As Palo Alto High School’s student population continues to grow, the administration is taking steps to limit overcrowding in classes, according to assistant principal Kimberly Diorio and Principal Phil Winston.

Diorio thinks the new buildings currently under construction will help class sizes return to moderate levels.

“They [the planned buildings] are going to have a huge impact on classes and class sizes,” Diorio said.  “The timing is perfect, because I suspect we will grow [again] next year.”

Winston says the buildings will be able to hold 2,300 students, giving the school more options.

Diorio also notes that allowing students to make schedule changes during the first week of school skews the number of students in each class.

“There is this sense that when students register in the spring, that it doesn’t really matter as much, [because] they can always change it in the fall,” Diorio said.  “Unfortunately, when you register in the Spring, that’s what we build the schedule on.  When everybody comes in the first week of school and changes their mind … it throws our classes really out of balance.”  

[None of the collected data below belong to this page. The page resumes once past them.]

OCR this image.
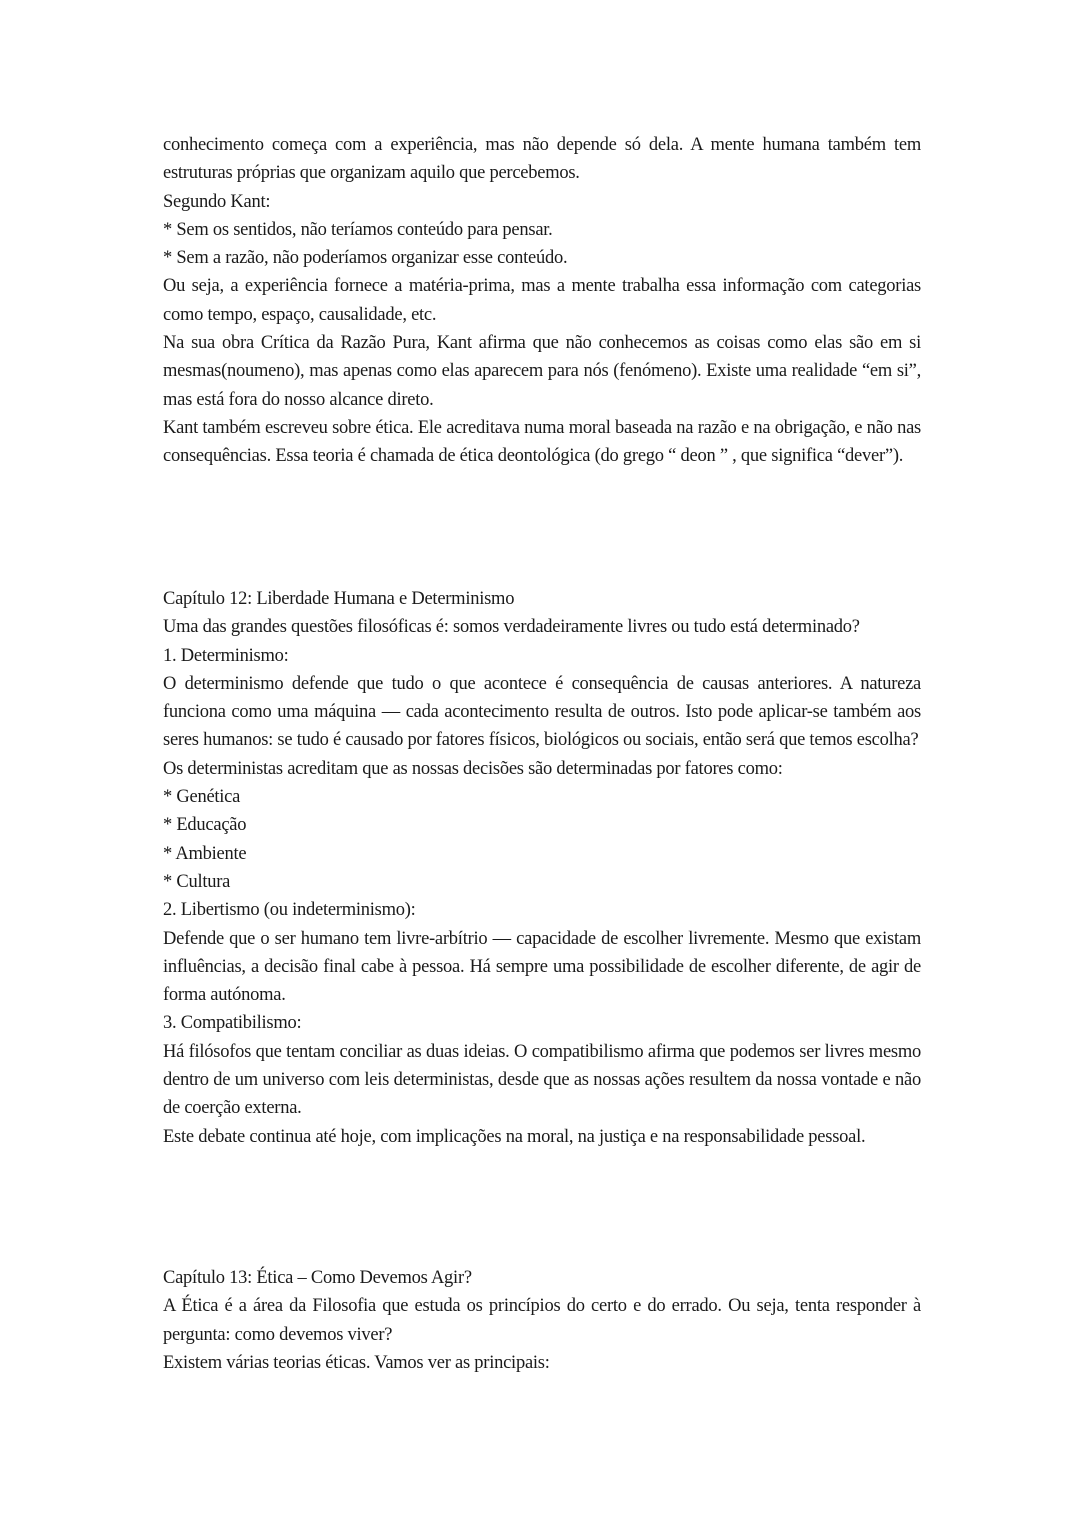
conhecimento começa com a experiência, mas não depende só dela. A mente humana também tem estruturas próprias que organizam aquilo que percebemos.

Segundo Kant:

* Sem os sentidos, não teríamos conteúdo para pensar.

* Sem a razão, não poderíamos organizar esse conteúdo.

Ou seja, a experiência fornece a matéria-prima, mas a mente trabalha essa informação com categorias como tempo, espaço, causalidade, etc.

Na sua obra Crítica da Razão Pura, Kant afirma que não conhecemos as coisas como elas são em si mesmas(noumeno), mas apenas como elas aparecem para nós (fenómeno). Existe uma realidade “em si”, mas está fora do nosso alcance direto.

Kant também escreveu sobre ética. Ele acreditava numa moral baseada na razão e na obrigação, e não nas consequências. Essa teoria é chamada de ética deontológica (do grego “ deon ” , que significa “dever”).

Capítulo 12: Liberdade Humana e Determinismo

Uma das grandes questões filosóficas é: somos verdadeiramente livres ou tudo está determinado?

1. Determinismo:

O determinismo defende que tudo o que acontece é consequência de causas anteriores. A natureza funciona como uma máquina — cada acontecimento resulta de outros. Isto pode aplicar-se também aos seres humanos: se tudo é causado por fatores físicos, biológicos ou sociais, então será que temos escolha?

Os deterministas acreditam que as nossas decisões são determinadas por fatores como:

* Genética

* Educação

* Ambiente

* Cultura

2. Libertismo (ou indeterminismo):

Defende que o ser humano tem livre-arbítrio — capacidade de escolher livremente. Mesmo que existam influências, a decisão final cabe à pessoa. Há sempre uma possibilidade de escolher diferente, de agir de forma autónoma.

3. Compatibilismo:

Há filósofos que tentam conciliar as duas ideias. O compatibilismo afirma que podemos ser livres mesmo dentro de um universo com leis deterministas, desde que as nossas ações resultem da nossa vontade e não de coerção externa.

Este debate continua até hoje, com implicações na moral, na justiça e na responsabilidade pessoal.

Capítulo 13: Ética – Como Devemos Agir?

A Ética é a área da Filosofia que estuda os princípios do certo e do errado. Ou seja, tenta responder à pergunta: como devemos viver?

Existem várias teorias éticas. Vamos ver as principais:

The number of students attending Paly, 1893, has gone up 3.5 percent from last year due to a freshman class of 498 students.

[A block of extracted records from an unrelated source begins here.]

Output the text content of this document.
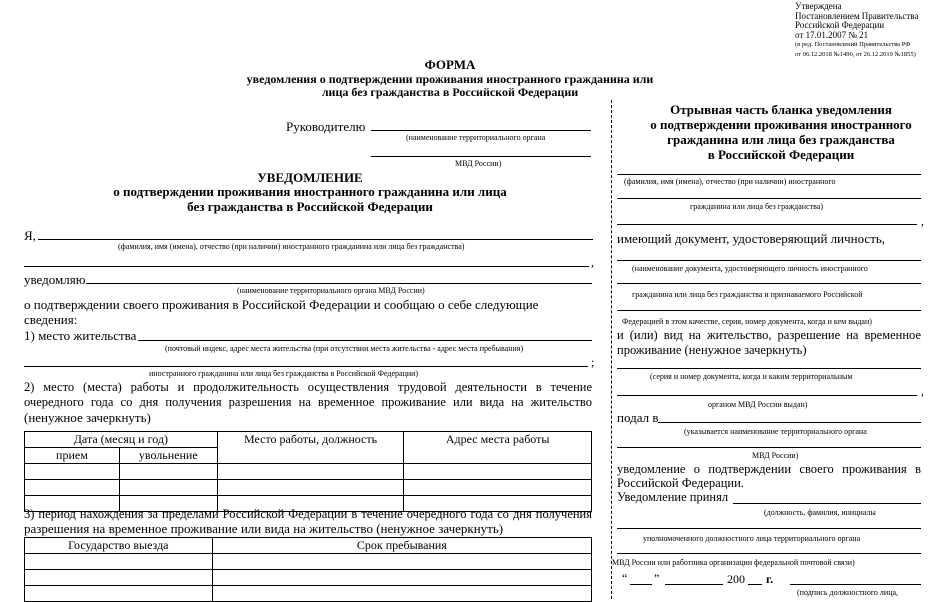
Утверждена
Постановлением Правительства
Российской Федерации
от 17.01.2007 № 21
(в ред. Постановлений Правительства РФ
от 06.12.2018 №1490, от 26.12.2019 №1855)
ФОРМА
уведомления о подтверждении проживания иностранного гражданина или
лица без гражданства в Российской Федерации
Руководителю
(наименование территориального органа
МВД России)
УВЕДОМЛЕНИЕ
о подтверждении проживания иностранного гражданина или лица
без гражданства в Российской Федерации
Я,
(фамилия, имя (имена), отчество (при наличии) иностранного гражданина или лица без гражданства)
,
уведомляю
(наименование территориального органа МВД России)
о подтверждении своего проживания в Российской Федерации и сообщаю о себе следующие
сведения:
1) место жительства
(почтовый индекс, адрес места жительства (при отсутствии места жительства - адрес места пребывания)
;
иностранного гражданина или лица без гражданства в Российской Федерации)
2) место (места) работы и продолжительность осуществления трудовой деятельности в течение
очередного года со дня получения разрешения на временное проживание или вида на жительство
(ненужное зачеркнуть)
Дата (месяц и год)		Место работы, должность	Адрес места работы
прием	увольнение		

3) период нахождения за пределами Российской Федерации в течение очередного года со дня получения
разрешения на временное проживание или вида на жительство (ненужное зачеркнуть)
Государство выезда	Срок пребывания

Отрывная часть бланка уведомления
о подтверждении проживания иностранного
гражданина или лица без гражданства
в Российской Федерации
(фамилия, имя (имена), отчество (при наличии) иностранного
гражданина или лица без гражданства)
,
имеющий документ, удостоверяющий личность,
(наименование документа, удостоверяющего личность иностранного
гражданина или лица без гражданства и признаваемого Российской
Федерацией в этом качестве, серия, номер документа, когда и кем выдан)
и (или) вид на жительство, разрешение на временное
проживание (ненужное зачеркнуть)
(серия и номер документа, когда и каким территориальным
,
органом МВД России выдан)
подал в
(указывается наименование территориального органа
МВД России)
уведомление о подтверждении своего проживания в
Российской Федерации.
Уведомление принял
(должность, фамилия, инициалы
уполномоченного должностного лица территориального органа
МВД России или работника организации федеральной почтовой связи)
“ ”	200 г.
(подпись должностного лица,
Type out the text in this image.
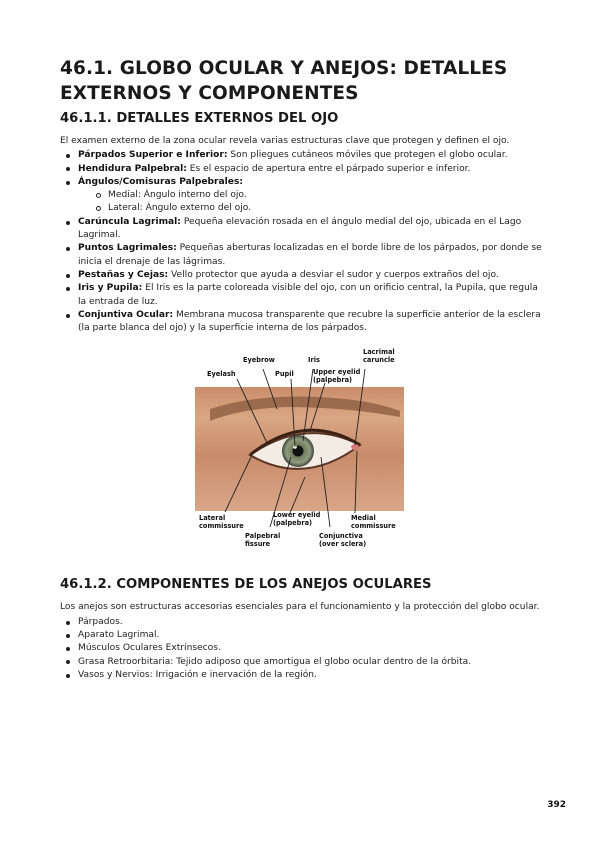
46.1. GLOBO OCULAR Y ANEJOS: DETALLES EXTERNOS Y COMPONENTES
46.1.1. DETALLES EXTERNOS DEL OJO

El examen externo de la zona ocular revela varias estructuras clave que protegen y definen el ojo.

Párpados Superior e Inferior: Son pliegues cutáneos móviles que protegen el globo ocular.
Hendidura Palpebral: Es el espacio de apertura entre el párpado superior e inferior.
Ángulos/Comisuras Palpebrales:
Medial: Ángulo interno del ojo.
Lateral: Ángulo externo del ojo.
Carúncula Lagrimal: Pequeña elevación rosada en el ángulo medial del ojo, ubicada en el Lago Lagrimal.
Puntos Lagrimales: Pequeñas aberturas localizadas en el borde libre de los párpados, por donde se inicia el drenaje de las lágrimas.
Pestañas y Cejas: Vello protector que ayuda a desviar el sudor y cuerpos extraños del ojo.
Iris y Pupila: El Iris es la parte coloreada visible del ojo, con un orificio central, la Pupila, que regula la entrada de luz.
Conjuntiva Ocular: Membrana mucosa transparente que recubre la superficie anterior de la esclera (la parte blanca del ojo) y la superficie interna de los párpados.
Eyebrow	Iris
Lacrimal
caruncle
Eyelash	Pupil	Upper eyelid
(palpebra)
Lateral
commissure
Lower eyelid
(palpebra)
Medial
commissure
Palpebral
fissure
Conjunctiva
(over sclera)
46.1.2. COMPONENTES DE LOS ANEJOS OCULARES

Los anejos son estructuras accesorias esenciales para el funcionamiento y la protección del globo ocular.

Párpados.
Aparato Lagrimal.
Músculos Oculares Extrínsecos.
Grasa Retroorbitaria: Tejido adiposo que amortigua el globo ocular dentro de la órbita.
Vasos y Nervios: Irrigación e inervación de la región.
392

Winston noted that as Paly grows, the school will have no choice but to hire new teachers.

Diorio added that the magic number seems to be a maximum of 35 students per class.

“We usually cap classes at 35 [and] we usually don’t want to go over 35,” Diorio said.  “Even 35 [students] is really big.  Some of the departments will plan to run an AP or honors level class at 35 [students] so that the lower lane classes can run a little smaller so that those students who are struggling get more attention.”

The administration also noted that it often overflows classes intentionally, especially advanced or accelerated lanes, due to the expectation that at least three students will either move down a lane or drop the class.  

“Between now and November, when our drop deadline is, those classes at 35 [students] or over 35 [students] — we do have a couple of them — will come down,” Diorio said.  “You’ll lose three to four kids, it’s almost a given.”

Over-prescribed high-lane classes result in low-lane courses with only 20 to 25 students.  Smaller class sizes in low-lane courses allow room for high-lane students to drop down, Diorio explained.

Winston says that Paly must maintain a 28.5 students-per-class ratio throughout all Paly classes.

“There is an average that the district expects us to have, [which is] how they base our staffing, and that’s 28.5 [students per class],” Winston said.  “But that’s the average across campus, so you could have a [Physical Education] class with 45 [students] and a Foods class with 17 [students].”

Distributing schedules further in advance of the start of school could ease schedule changes and balance class sizes, according to Diorio.

“One of the things we are looking at is distributing schedules before school starts, earlier than the day before, and try to get some of this taken care of the week before,” Diorio said.  “Mr. Winston has been really great at providing support in the guidance office.  We have an additional counselor this year, Mr. Taylor.  Now that we have four grade level counselors, I think that the possibility of doing our schedule changes the week before school starts is more realistic.”